24 hours ago was just another Thursday night in America. These precious children were dreaming about Christmas. Parents were sharing a last meal with their kids with no idea of what lie ahead. I’m praying for these families tonight. I’m lifting up those who are leading in Connecticut in the aftermath of a senseless act. And, I’m praying that we don’t have another of these tragedies.We will be praying for these families at Woodbury Community Church this Sunday.

My wonderful Aunt Marlene, a pastor’s wife for decades, put the following prayer on her Facebook page today. It is one she found from a pastor named Mark Jeske.

Dear heavenly Father, We lift up all those families involved in the elementary school shooting today.
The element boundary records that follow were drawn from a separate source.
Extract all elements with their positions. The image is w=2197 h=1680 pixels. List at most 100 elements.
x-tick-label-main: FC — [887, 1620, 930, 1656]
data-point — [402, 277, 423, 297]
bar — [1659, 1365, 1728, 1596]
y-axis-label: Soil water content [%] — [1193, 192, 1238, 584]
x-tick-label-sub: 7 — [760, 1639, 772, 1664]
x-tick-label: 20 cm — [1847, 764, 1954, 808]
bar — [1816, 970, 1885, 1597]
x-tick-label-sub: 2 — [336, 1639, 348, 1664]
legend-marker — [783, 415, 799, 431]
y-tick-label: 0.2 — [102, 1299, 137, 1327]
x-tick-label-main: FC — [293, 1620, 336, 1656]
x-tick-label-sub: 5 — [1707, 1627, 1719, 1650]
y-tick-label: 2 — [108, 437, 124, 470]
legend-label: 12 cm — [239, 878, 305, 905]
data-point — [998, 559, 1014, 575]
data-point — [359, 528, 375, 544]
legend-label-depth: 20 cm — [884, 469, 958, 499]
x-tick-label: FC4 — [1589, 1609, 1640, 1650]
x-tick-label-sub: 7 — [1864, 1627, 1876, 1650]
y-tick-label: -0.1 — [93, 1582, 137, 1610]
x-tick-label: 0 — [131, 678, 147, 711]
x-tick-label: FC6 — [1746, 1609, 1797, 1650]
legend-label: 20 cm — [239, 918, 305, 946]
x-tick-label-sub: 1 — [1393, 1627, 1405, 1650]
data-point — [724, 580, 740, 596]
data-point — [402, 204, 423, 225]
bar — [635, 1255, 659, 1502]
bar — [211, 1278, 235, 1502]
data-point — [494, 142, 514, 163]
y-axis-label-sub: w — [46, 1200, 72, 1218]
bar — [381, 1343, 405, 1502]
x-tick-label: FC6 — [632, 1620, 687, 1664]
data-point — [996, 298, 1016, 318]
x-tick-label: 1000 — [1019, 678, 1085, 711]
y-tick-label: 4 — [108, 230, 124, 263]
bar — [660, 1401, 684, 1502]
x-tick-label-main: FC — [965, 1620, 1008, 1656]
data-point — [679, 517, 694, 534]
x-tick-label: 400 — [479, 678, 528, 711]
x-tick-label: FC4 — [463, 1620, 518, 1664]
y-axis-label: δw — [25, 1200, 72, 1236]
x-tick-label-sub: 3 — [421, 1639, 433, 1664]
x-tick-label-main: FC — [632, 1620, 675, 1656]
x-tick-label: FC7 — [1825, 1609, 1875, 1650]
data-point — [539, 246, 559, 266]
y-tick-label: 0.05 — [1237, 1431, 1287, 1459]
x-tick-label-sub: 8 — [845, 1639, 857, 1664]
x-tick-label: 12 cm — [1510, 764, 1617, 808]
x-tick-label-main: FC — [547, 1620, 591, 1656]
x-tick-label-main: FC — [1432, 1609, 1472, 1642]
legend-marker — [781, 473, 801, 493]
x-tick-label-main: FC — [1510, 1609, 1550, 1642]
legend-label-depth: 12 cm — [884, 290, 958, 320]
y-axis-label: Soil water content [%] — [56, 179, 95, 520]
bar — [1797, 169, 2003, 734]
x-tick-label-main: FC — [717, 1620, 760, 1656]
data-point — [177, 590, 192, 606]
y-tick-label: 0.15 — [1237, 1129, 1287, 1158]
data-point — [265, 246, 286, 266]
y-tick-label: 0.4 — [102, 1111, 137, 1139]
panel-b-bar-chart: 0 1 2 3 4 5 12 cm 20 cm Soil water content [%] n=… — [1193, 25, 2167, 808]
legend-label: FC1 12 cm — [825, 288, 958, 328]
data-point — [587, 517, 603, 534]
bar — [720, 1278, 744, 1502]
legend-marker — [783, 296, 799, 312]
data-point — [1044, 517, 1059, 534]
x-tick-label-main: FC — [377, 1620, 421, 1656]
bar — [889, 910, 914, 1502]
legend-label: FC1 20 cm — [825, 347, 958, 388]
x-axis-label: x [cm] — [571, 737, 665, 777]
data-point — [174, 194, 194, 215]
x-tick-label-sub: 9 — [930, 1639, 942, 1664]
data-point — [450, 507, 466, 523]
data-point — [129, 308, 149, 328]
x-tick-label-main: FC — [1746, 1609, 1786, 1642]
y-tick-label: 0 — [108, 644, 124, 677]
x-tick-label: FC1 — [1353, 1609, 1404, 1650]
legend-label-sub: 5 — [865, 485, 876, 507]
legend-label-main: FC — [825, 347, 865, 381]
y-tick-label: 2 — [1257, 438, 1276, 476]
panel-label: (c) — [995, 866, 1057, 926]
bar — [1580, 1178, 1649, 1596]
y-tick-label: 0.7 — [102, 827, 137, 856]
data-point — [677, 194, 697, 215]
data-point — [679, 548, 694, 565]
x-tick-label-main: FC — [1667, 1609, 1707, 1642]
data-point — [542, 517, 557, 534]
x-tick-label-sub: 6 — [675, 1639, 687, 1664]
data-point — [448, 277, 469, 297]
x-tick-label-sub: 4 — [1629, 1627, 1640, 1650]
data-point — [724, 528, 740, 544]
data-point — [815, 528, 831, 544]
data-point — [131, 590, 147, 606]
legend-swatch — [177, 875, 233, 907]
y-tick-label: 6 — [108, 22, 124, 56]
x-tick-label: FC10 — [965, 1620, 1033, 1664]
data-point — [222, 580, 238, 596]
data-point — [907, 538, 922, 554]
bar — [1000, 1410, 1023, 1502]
How monstrous that an armed man should have forced innocent people in an elementary school to be part of his anger drama. How crushed are the hearts of parents who lost their children today in what was supposed to be a safe place. How long their grief will be. Our hearts are with them today and will be tomorrow too. Your all-seeing eyes have witnessed much terrible human cruelty over the centuries, and today you and we had to witness all over again how deeply Satan has his hooks in the human race.

Lord Jesus, you came to this broken world to be broken yourself. You wept at the graves of people you loved. Your human heart resonates with human grief. You know our sadness because you too are sad today. What great hope your first coming and your physical resurrection give us. You came to bring forgiveness of sins and immortality to all, and all who believe it have it. For the Connecticut families, for all the responders, and for all people who are experiencing death right now, we pray that the hope of resurrection in Jesus brings comfort to broken hearts.

Holy Spirit, let your Word move at this time. Let Christians share hope and comfort, and may all those whose lives were invaded by death remember and believe the Scripture’s bold promises that our Redeemer lives. We eagerly look forward to the time when death itself will have to die and we will never be separated again. In the meantime, bring comfort and hope to sad families, and somehow use this dreadful disaster to work some good and advance your saving agenda.

It is only through Jesus’ name that we can bring such huge requests to your throne. Amen.